Fourmilette, vexée, décida de quitter les siens pour vivre librement sans critique. Comme elle ne tenait pas à se fatiguer, la petite fourmi décida de se trouver un nouveau foyer au plus près de la fourmilière. La paresseuse décida de s’installer tout simplement chez Gaspard.

La nuit, elle se glissait près de la cheminée. Au matin, elle se nourrissait des miettes du petit déjeuner du troll puis elle allait bronzer dans le jardin. Aux beaux jours, Fourmilette restait toute la journée dans les fleurs et les légumes. Perchée sur une capucine, elle saluait dignement son ancien peuple avec un sentiment de supériorité ; elle se sentait même au-dessus même de la reine.

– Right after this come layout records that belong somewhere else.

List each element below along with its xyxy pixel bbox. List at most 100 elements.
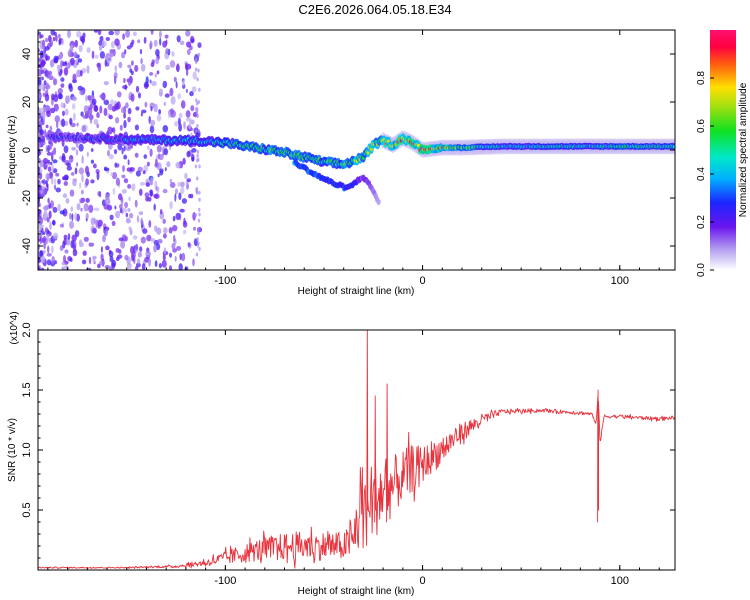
- noise-speckle: [181, 252, 186, 262]
- noise-speckle: [195, 252, 199, 257]
- noise-speckle: [127, 64, 132, 69]
- noise-speckle: [159, 88, 163, 93]
- noise-speckle: [74, 212, 78, 221]
- noise-speckle: [180, 186, 185, 195]
- noise-speckle: [163, 101, 166, 106]
- noise-speckle: [159, 209, 163, 215]
- noise-speckle: [135, 106, 140, 111]
- noise-speckle: [71, 234, 77, 242]
- noise-speckle: [149, 189, 154, 194]
- noise-speckle: [175, 161, 181, 169]
- noise-speckle: [140, 57, 143, 65]
- noise-speckle: [61, 39, 64, 46]
- noise-speckle: [174, 193, 177, 202]
- noise-speckle: [189, 91, 194, 97]
- noise-speckle: [183, 121, 186, 130]
- noise-speckle: [191, 86, 197, 93]
- noise-speckle: [158, 153, 164, 161]
- noise-speckle: [58, 33, 61, 39]
- noise-speckle: [181, 198, 187, 204]
- branch-mark: [376, 199, 381, 205]
- noise-speckle: [195, 98, 198, 103]
- noise-speckle: [79, 182, 82, 189]
- noise-speckle: [174, 255, 177, 262]
- noise-speckle: [169, 178, 172, 183]
- noise-speckle: [90, 179, 95, 184]
- noise-speckle: [144, 101, 148, 108]
- noise-speckle: [172, 215, 176, 222]
- noise-speckle: [59, 223, 64, 228]
- noise-speckle: [119, 208, 123, 214]
- noise-speckle: [171, 51, 175, 57]
- noise-speckle: [87, 95, 92, 101]
- noise-speckle: [156, 186, 160, 194]
- noise-speckle: [42, 235, 47, 243]
- noise-speckle: [110, 172, 114, 177]
- noise-speckle: [158, 109, 162, 115]
- noise-speckle: [41, 110, 46, 119]
- noise-speckle: [96, 172, 100, 181]
- noise-speckle: [69, 189, 75, 197]
- noise-speckle: [40, 189, 46, 196]
- noise-speckle: [127, 107, 132, 115]
- noise-speckle: [104, 55, 110, 60]
- noise-speckle: [42, 250, 46, 254]
- chart-title: C2E6.2026.064.05.18.E34: [298, 2, 451, 17]
- noise-speckle: [86, 151, 89, 157]
- noise-speckle: [185, 30, 191, 37]
- noise-speckle: [107, 149, 110, 157]
- noise-speckle: [78, 45, 83, 53]
- noise-speckle: [99, 51, 105, 59]
- noise-speckle: [69, 84, 73, 92]
- noise-speckle: [82, 115, 88, 119]
- noise-speckle: [81, 155, 84, 164]
- noise-speckle: [196, 149, 200, 154]
- noise-speckle: [86, 47, 91, 53]
- noise-speckle: [180, 181, 185, 187]
- noise-speckle: [150, 62, 155, 68]
- noise-speckle: [121, 147, 124, 155]
- noise-speckle: [198, 212, 201, 217]
- noise-speckle: [57, 92, 62, 100]
- noise-speckle: [51, 245, 54, 254]
- noise-speckle: [169, 265, 172, 270]
- noise-speckle: [120, 200, 124, 207]
- noise-speckle: [196, 237, 199, 242]
- noise-speckle: [139, 246, 143, 252]
- spectrogram-ytick-label: 20: [21, 96, 33, 108]
- noise-speckle: [81, 259, 87, 265]
- noise-speckle: [138, 92, 141, 99]
- noise-speckle: [108, 114, 113, 120]
- noise-speckle: [169, 182, 176, 188]
- noise-speckle: [115, 248, 120, 253]
- noise-speckle: [122, 85, 128, 90]
- noise-speckle: [169, 201, 173, 210]
- noise-speckle: [78, 167, 85, 175]
- noise-speckle: [40, 60, 47, 65]
- noise-speckle: [127, 116, 131, 123]
- noise-speckle: [178, 263, 183, 270]
- noise-speckle: [149, 40, 153, 49]
- noise-speckle: [60, 102, 65, 108]
- noise-speckle: [114, 30, 120, 36]
- noise-speckle: [63, 234, 68, 240]
- noise-speckle: [85, 95, 88, 102]
- spectrogram-ytick-label: -40: [21, 238, 33, 254]
- noise-speckle: [109, 214, 114, 221]
- noise-speckle: [75, 149, 79, 156]
- noise-speckle: [69, 220, 75, 229]
- noise-speckle: [85, 197, 90, 203]
- noise-speckle: [67, 49, 73, 58]
- noise-speckle: [196, 123, 199, 128]
- noise-speckle: [97, 30, 102, 36]
- noise-speckle: [97, 63, 102, 72]
- noise-speckle: [83, 105, 89, 114]
- snr-xlabel: Height of straight line (km): [298, 586, 415, 597]
- colorbar-ticks: 0.0 0.2 0.4 0.6 0.8: [696, 71, 714, 277]
- noise-speckle: [89, 116, 93, 124]
- noise-speckle: [144, 83, 150, 88]
- noise-speckle: [64, 108, 69, 116]
- noise-speckle: [55, 187, 61, 193]
- colorbar-tick-label: 0.4: [696, 167, 707, 181]
- noise-speckle: [125, 217, 131, 223]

Mais, à force de se sentir si différente  des autres, elle ne parlait plus à personne, plus personne ne lui parlait et, au final, elle s’ennuyait.

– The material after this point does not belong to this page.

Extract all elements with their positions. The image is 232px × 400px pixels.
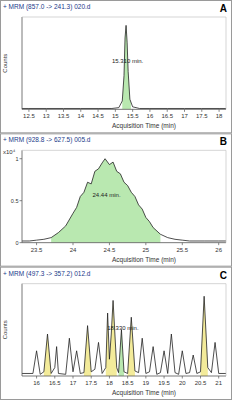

Par défaut d’attention, Fourmilette finit par s’engluer dans la toile de Filefilepa.

Coincée là, dépérissant, elle se repentit de sa paresse et de sa bêtise. Elle eut la chance tandis qu’elle pleurait que Gaspard la prenne en pitié et la délivre.

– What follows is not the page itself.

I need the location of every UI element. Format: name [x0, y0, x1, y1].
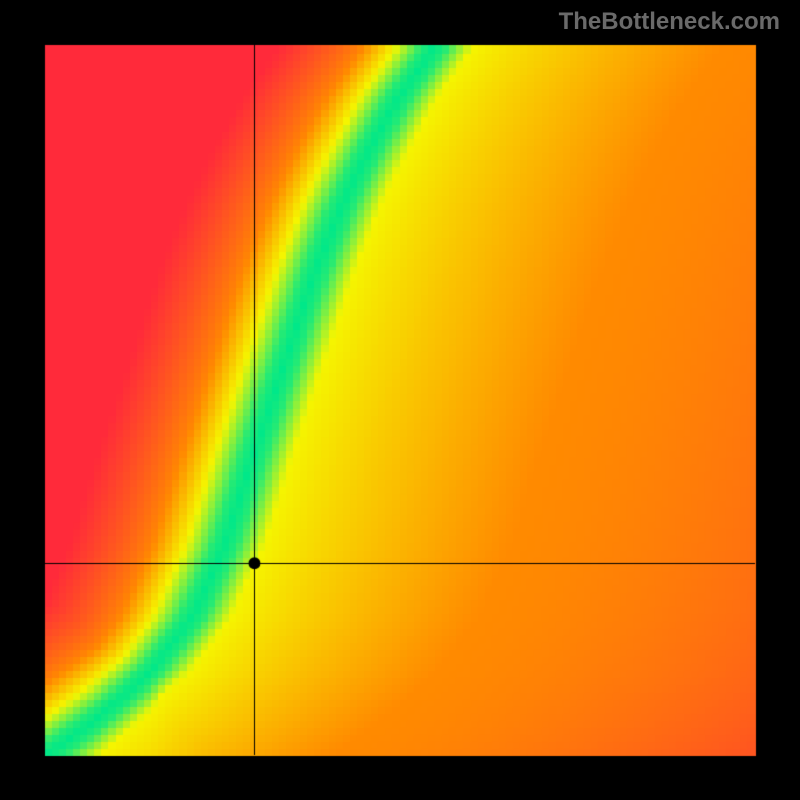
heatmap-canvas [0, 0, 800, 800]
chart-container: TheBottleneck.com [0, 0, 800, 800]
watermark-text: TheBottleneck.com [559, 8, 780, 36]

-Je vais changer, promit Fourmilette en se lavant dans une flaque d’eau.

Elle retourna tête basse à la fourmilière et présenta ses excuses sincères à ses congénères.

Désormais, en faisant son potager, le troll put la voir s’activer avec les autres, perdant peu à peu ses grammes superflus.

 

Un soir, le troll entendit un bruit bizarre, cela toussait dans sa cheminée. Y avait-il quelqu’un de coincé à l’intérieur ?

-Hého !dit Gaspard.

Un battement d’ailes lui répondit.

Intrigué, il alluma sa lanterne et sortit voir dehors ce qui se passait. Il vit une chouette perchée sur son toit qui ouvrait son bec comme pour parler mais rien n’en sortait. L’animal nocturne aspirait l’air, soufflait, sifflait.

-Mais vous êtes aphone ! s’écria Gaspard, surpris. Venez donc  chez moi, je vais vous faire un bon grog.

Soulagée, la chouette vint se percher sur son épaule. Le troll l’installa au coin du feu sur son coussin le plus douillet, il lui mit autour du cou une écharpe tricotée par ses soins avec de la belle laine de mouton puis il  lui concocta une tisane pour gourmets : verveine, lavande, citron, thym et romarin avec une généreuse cuillerée de miel. Les plumes de la chouette en rougirent de plaisir tandis qu’elle dégustait le breuvage.

Tous deux s’endormirent ensuite bercés par le chant du feu qui ronronnait dans l’âtre. Au matin, la bête enrhumée avait retrouvé la santé, elle voletait gaiement dans la pièce. D’un battement d’ailes, elle agita les braises et ralluma le foyer, elle épousseta les étagères puis ouvrit les fenêtres pour aérer.

Gaspard, en se réveillant, fut ravi de trouver sa maison si pimpante. Il proposa à Olga, la chouette, de lui tenir compagnie dans sa tanière du fond des bois. L’arrangement fut vite conclu. Filefilepa et Olga ne tardèrent pas à s’entendre merveilleusement, l’araignée gratouillant les plumes de la chouette pour l’aider à faire sa toilette, le volatile ramenant quelques insectes à son amie.

Le troll était enchanté de ses bonnes compagnes. Il se sentait en harmonie avec la nature et fredonnait joyeusement en bêchant dans ses massifs de primevères quand, un après-midi, il vit une jeune femme qui marchait pieds nus dans les marais.  Elle était vêtue d’une drôle de robe tressée à la main faite de feuilles et de fleurs.

-Etes-vous perdue ? lui demanda-t-il, intrigué.

-Du tout, je me promène, je cherche un endroit tranquille où m’installer, lui répondit-elle d’une jolie voix musicale.

Gaspard l’invita à prendre un thé d’hibiscus sur sa terrasse. Il apprit que cette charmante personne s’appelait Istea.

Quand elle s’assit près de lui, il trouva son odeur extrêmement agréable. Elle ne sentait pas humain, elle sentait troll. Istea dut penser la même chose car elle se rapprocha de lui. Ils trouvèrent mille choses à se dire, beaucoup de confessions à se faire sur leur état de troll ; la lune s’éleva dans le ciel qu’ils bavardaient encore.

Troll et trollesse firent bon ménage tant et si bien qu’ils peuplèrent le marais de petits trolls espiègles qui jouaient des tours aux paysans des environs et aux chasseurs pour protéger leurs amis les animaux.

Gaspard et les siens furent très heureux pendant une éternité car ils avaient trouvé leur petit coin de paradis où leur longévité de trolls - bien plus importante que celle des humains - pouvait se poursuivre en toute discrétion.